Study: COVID-19 risk while flying low, empty middle seats significantly reduce spread

Grand Strand

MYRTLE BEACH, S.C. (WBTW) – A new study says flying may not increase someone’s chances of getting the coronavirus if everyone on a plane is wearing a mask.

On Monday, nearly 700,000 travelers in the U.S. went through TSA. That’s about 1.9 million fewer people than on the same day last year.

Myrtle Beach International Airport (MYR) is not as busy as last summer, but visitors are still flying to the Grand Strand during the pandemic.

“Our flight was good and safe,” said Ari Taylor, who flew from Cleveland. “We got here good. We’re going to enjoy our weekend and we came for my birthday.”

“We have our masks, we have our babies and hand sanitizer,” said Matt Rosemeier, who flew with his wife Susan and two young children.

The MIT study says the risk of getting COVID-19 while flying is relatively low. On a Boeing 737 or Airbus 320 with middle seats blocked and everyone wearing masks, you have about a 1 in 77,000 chance of getting the virus.

MYR requires face coverings in its terminal, along with every airline flying there.

“I felt good,” said Cardell Bey, who flew from Cleveland. “We all had masks on.”

“It seemed like a regular, normal flight,” said Ray Bey, who also flew from Cleveland.
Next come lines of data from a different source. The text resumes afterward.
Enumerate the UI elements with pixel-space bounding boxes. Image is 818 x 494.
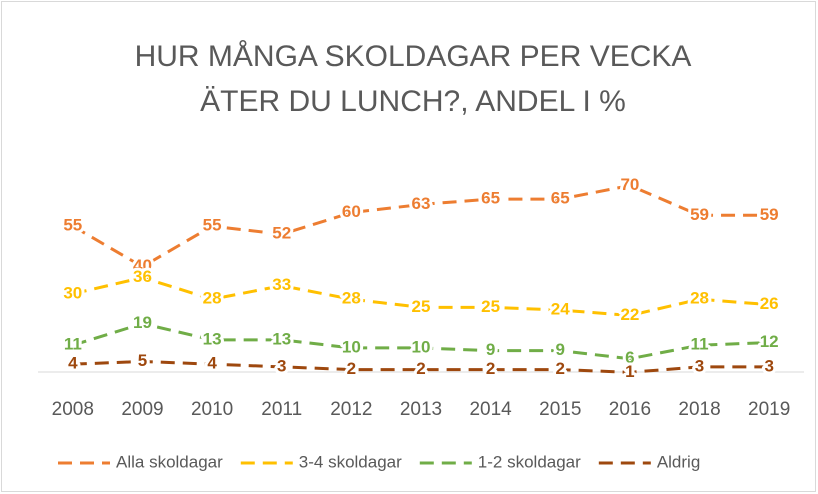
data-label: 12 bbox=[760, 332, 779, 351]
x-tick-label: 2012 bbox=[330, 399, 372, 420]
data-label: 4 bbox=[68, 354, 78, 373]
legend-label: 1-2 skoldagar bbox=[478, 452, 581, 471]
data-label: 11 bbox=[691, 335, 709, 354]
data-label: 28 bbox=[342, 289, 361, 308]
data-label: 6 bbox=[625, 348, 634, 367]
x-tick-label: 2015 bbox=[539, 399, 581, 420]
data-label: 3 bbox=[764, 356, 773, 375]
data-label: 63 bbox=[412, 194, 431, 213]
data-label: 10 bbox=[342, 337, 361, 356]
data-label: 25 bbox=[481, 297, 500, 316]
x-tick-label: 2013 bbox=[400, 399, 442, 420]
x-tick-label: 2016 bbox=[609, 399, 651, 420]
data-label: 70 bbox=[620, 175, 639, 194]
x-tick-label: 2011 bbox=[261, 399, 302, 420]
chart-title: ÄTER DU LUNCH?, ANDEL I % bbox=[200, 85, 626, 118]
data-label: 3 bbox=[277, 356, 286, 375]
series-line bbox=[72, 183, 770, 269]
data-label: 33 bbox=[272, 275, 291, 294]
data-label: 52 bbox=[272, 224, 291, 243]
data-label: 25 bbox=[412, 297, 431, 316]
data-label: 13 bbox=[203, 329, 222, 348]
data-label: 22 bbox=[620, 305, 639, 324]
data-label: 65 bbox=[481, 189, 500, 208]
data-label: 60 bbox=[342, 202, 361, 221]
x-tick-label: 2018 bbox=[678, 399, 720, 420]
x-tick-label: 2014 bbox=[469, 399, 512, 420]
x-tick-label: 2008 bbox=[52, 399, 94, 420]
data-label: 36 bbox=[133, 267, 152, 286]
data-label: 2 bbox=[556, 359, 565, 378]
x-tick-label: 2009 bbox=[121, 399, 163, 420]
data-label: 24 bbox=[551, 300, 570, 319]
chart-title: HUR MÅNGA SKOLDAGAR PER VECKA bbox=[135, 40, 692, 73]
data-label: 3 bbox=[695, 356, 704, 375]
series-line bbox=[72, 276, 770, 317]
data-label: 59 bbox=[690, 205, 709, 224]
data-label: 28 bbox=[690, 289, 709, 308]
data-label: 2 bbox=[416, 359, 425, 378]
legend-label: Aldrig bbox=[657, 452, 700, 471]
data-label: 28 bbox=[203, 289, 222, 308]
data-label: 65 bbox=[551, 189, 570, 208]
data-label: 26 bbox=[760, 294, 779, 313]
data-label: 30 bbox=[63, 283, 82, 302]
data-label: 40 bbox=[133, 256, 152, 275]
series-line bbox=[72, 359, 770, 374]
legend-label: Alla skoldagar bbox=[116, 452, 223, 471]
data-label: 2 bbox=[486, 359, 495, 378]
data-label: 55 bbox=[203, 216, 222, 235]
legend: Alla skoldagar 3-4 skoldagar 1-2 skoldagar… bbox=[58, 452, 700, 471]
data-label: 19 bbox=[133, 313, 152, 332]
data-label: 2 bbox=[347, 359, 356, 378]
x-tick-label: 2010 bbox=[191, 399, 233, 420]
data-label: 5 bbox=[138, 351, 147, 370]
data-label: 9 bbox=[556, 340, 565, 359]
data-label: 55 bbox=[63, 216, 82, 235]
legend-label: 3-4 skoldagar bbox=[299, 452, 402, 471]
data-label: 4 bbox=[207, 354, 217, 373]
data-label: 1 bbox=[625, 362, 634, 381]
data-label: 9 bbox=[486, 340, 495, 359]
data-label: 59 bbox=[760, 205, 779, 224]
series-line bbox=[72, 322, 770, 361]
data-label: 13 bbox=[272, 329, 291, 348]
data-label: 10 bbox=[412, 337, 431, 356]
data-label: 11 bbox=[64, 335, 82, 354]
x-tick-label: 2019 bbox=[748, 399, 790, 420]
The study also says the risk of getting COVID-19 on a full one of those flights with no middle seats blocked goes up by about 79.1%. The odds are still relatively low, however, at 1 in 43,000. Airlines point to efficient filtration systems like high-efficiency particulate air (HEPA) that make air safer.

Travelers landing at MYR on Friday say they’re also doing their part.

“We felt safe. So far, we feel great,” said Matt Rosemeier.

“It wasn’t any longer of a wait,” said Susan Rosemeier.

The MIT study doesn’t account for boarding, walking around the plane, using the bathroom or leaving the flight.